【静岡県中小建設業社長様へ】多能工化に活用できる助成金は?
1.人材開発支援助成金(建設労働者技能実習コース)
最も「多能工化」と相性が良い制度です。
どんな会社向けか
建設会社が社員(雇用保険加入者)に技能講習や実習を受けさせる場合に活用できます。
例えば多能工育成なら、
- 内装職人 → 軽鉄施工を学ぶ
- 配管工 → 電気工事の基礎を学ぶ
- 型枠職人 → 足場組立技能を学ぶ
- 重機オペ → 複数機械資格を取得する
など、「複数技能化」に直結する教育投資が対象になります。
助成内容(概要)
対象となる技能実習費用の一部と、教育時間中の賃金の一部が助成されます。
特に中小建設事業主は優遇があります。
代表例として、
- 受講費用補助
- 教育時間の賃金助成
- 技能講習・特別教育・安全衛生教育の一部
が対象です。
技能実習1件につき、1人あたり経費助成上限が設定されています。
多能工化への使い方(実践例)
例:
「内装工3人を軽鉄・ボード・設備下地まで対応できる職人へ育成」
1年計画で、
- 技能講習受講
- 社内研修
- OJT
- 動画マニュアル学習
を組み合わせる。
教育費を助成金で一部カバーしながら、「待機時間が少ない職人」を増やします。
2.人材開発支援助成金(建設労働者認定訓練コース)
これは認定職業訓練を活用する会社向けです。
対象イメージ
- 職業訓練法人を活用
- 認定訓練施設で教育
- 計画的な技能育成
「場当たり教育」ではなく、「育成カリキュラム」を組む会社に向いています。
多能工化との相性
例えば、
1年目:基礎施工
2年目:別工種習得
3年目:施工管理・品質管理
という育成ロードマップを組む場合に有効です。
特に社員20~50人規模の会社で、「若手を3年で戦力化したい」会社と相性が良い制度です。
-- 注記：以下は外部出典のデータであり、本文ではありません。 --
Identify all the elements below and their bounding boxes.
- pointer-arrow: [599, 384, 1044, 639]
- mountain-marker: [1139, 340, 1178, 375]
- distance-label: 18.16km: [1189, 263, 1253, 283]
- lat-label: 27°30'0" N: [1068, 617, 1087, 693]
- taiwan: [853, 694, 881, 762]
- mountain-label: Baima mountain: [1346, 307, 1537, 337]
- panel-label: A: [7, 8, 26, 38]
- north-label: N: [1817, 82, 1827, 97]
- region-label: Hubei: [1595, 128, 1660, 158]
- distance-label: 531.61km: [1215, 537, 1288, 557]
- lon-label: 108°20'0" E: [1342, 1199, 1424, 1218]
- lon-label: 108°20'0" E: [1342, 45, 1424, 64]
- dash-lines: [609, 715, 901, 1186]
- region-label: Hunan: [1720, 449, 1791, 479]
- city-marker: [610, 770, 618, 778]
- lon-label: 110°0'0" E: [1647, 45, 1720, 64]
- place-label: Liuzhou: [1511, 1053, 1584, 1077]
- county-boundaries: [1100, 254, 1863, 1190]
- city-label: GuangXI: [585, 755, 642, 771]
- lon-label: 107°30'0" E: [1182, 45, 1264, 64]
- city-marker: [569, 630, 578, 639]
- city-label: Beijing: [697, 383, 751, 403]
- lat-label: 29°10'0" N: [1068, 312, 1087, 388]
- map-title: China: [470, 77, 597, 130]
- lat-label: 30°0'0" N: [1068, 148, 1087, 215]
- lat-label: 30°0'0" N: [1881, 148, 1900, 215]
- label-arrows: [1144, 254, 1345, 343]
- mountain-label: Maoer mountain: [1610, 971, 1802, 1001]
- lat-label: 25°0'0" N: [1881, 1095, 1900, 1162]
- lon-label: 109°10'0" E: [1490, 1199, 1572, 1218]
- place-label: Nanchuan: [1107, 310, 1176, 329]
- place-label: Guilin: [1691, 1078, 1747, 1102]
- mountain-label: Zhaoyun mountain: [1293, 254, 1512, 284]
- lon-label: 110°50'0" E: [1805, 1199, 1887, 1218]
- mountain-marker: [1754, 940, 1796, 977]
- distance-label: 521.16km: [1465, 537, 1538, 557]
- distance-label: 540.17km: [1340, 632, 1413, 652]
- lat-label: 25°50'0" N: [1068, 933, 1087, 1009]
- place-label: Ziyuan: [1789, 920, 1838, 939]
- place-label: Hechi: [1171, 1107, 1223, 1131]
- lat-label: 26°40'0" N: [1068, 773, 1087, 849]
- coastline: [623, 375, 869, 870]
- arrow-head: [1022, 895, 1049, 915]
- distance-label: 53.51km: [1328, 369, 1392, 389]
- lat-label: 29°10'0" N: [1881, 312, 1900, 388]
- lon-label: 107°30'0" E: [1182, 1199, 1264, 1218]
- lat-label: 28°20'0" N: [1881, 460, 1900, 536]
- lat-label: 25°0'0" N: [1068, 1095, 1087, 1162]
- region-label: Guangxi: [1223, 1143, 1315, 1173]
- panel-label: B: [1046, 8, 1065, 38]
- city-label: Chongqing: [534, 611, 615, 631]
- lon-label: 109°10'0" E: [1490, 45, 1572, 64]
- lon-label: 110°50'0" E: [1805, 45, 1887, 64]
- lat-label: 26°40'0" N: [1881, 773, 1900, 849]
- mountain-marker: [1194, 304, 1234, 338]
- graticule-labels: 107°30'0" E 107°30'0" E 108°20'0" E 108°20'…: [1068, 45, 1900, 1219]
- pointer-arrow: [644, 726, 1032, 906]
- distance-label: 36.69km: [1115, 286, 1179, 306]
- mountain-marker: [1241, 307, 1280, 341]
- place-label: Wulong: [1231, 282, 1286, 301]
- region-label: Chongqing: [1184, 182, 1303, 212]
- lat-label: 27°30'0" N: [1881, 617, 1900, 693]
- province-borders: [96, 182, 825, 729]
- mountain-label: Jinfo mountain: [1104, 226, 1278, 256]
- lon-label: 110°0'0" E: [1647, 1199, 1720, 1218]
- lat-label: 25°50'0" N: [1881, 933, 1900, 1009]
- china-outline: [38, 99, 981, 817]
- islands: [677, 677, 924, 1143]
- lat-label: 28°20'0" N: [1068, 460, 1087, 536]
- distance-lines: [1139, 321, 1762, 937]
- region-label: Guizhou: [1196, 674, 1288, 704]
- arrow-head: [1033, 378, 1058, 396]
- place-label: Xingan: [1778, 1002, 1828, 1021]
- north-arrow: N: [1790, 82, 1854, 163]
3.人材確保等支援助成金(建設キャリアアップシステム等活用促進コース)
これは「教育」そのものではありませんが、多能工化を制度として回すうえで重要です。
対象
CCUS(建設キャリアアップシステム)導入・活用に関する費用などを支援する制度です。
多能工化での活用方法
多能工化で問題になるのは、
「誰が何をどこまでできるか」
が曖昧になることです。
例えば、
職人A
✓軽鉄
✓ボード
✓内装下地
職人B
✓設備補助
✓墨出し
✓電動工具管理
こうした技能を見える化する。
さらに、
「3技能取得→月2万円手当」
など自社賃金制度と連動させる。
CCUSを評価制度の基盤にすると、多能工化が定着しやすくなります。
4.若年者及び女性に魅力ある職場づくり事業コース(建設分野)
多能工化を進める会社ほど、人材採用と定着が課題になります。
この制度は、
- 教育環境整備
- 女性活躍環境整備
- 若手定着施策
- 魅力発信
などを支援する制度です。
多能工化との組み合わせ例
例えば、
「動画マニュアル整備」
「研修施設整備」
「教育制度の見える化」
「若手向け育成制度のPR」
を進める。
採用面でも、
「うちは未経験でも3年で3工種できる人材を育てる」
という採用メッセージは強くなります。
5.自治体独自の人材育成補助金
国の制度以外に、県や市町村でも独自制度があります。
例えば、
- DX研修補助
- 資格取得補助
- リスキリング補助
- 中小企業人材育成補助
などです。
特に建設DXや動画教育整備は自治体補助対象になることがあります。
静岡県内でも年度ごとに制度が変わるため、県・市・商工会議所情報を確認する価値があります。
社長向けの実務アドバイス:「助成金ありき」にしない
ここは重要です。
多能工化は助成金のためにやるものではありません。
順番は必ず、
①会社の理想の人材像を決める
↓
②育成ロードマップを作る
↓
③教育内容を決める
↓
④使える助成金を探す
です。
逆に、
「使える助成金があるから教育する」
になると失敗します。
多能工化を進める会社の助成金活用モデル(20人規模会社の例)
【1年目】
- 技能実習コース → 講習費補助
- CCUS活用促進 → 技能見える化
- 社内動画マニュアル整備
【2年目】
- 多能工手当導入
- 評価制度連動
- 若手定着施策強化
【3年目】
- 施工管理補助育成
- 現場責任者育成
- 教育を仕組み化
こうすると、「人に依存する会社」から「育成できる会社」へ変わります。
建設会社の多能工化は、単なる教育ではありません。
経営戦略です。
厚生労働省の建設事業主向け助成金制度は毎年度見直しがあるため、申請前に最新要件確認は必須です。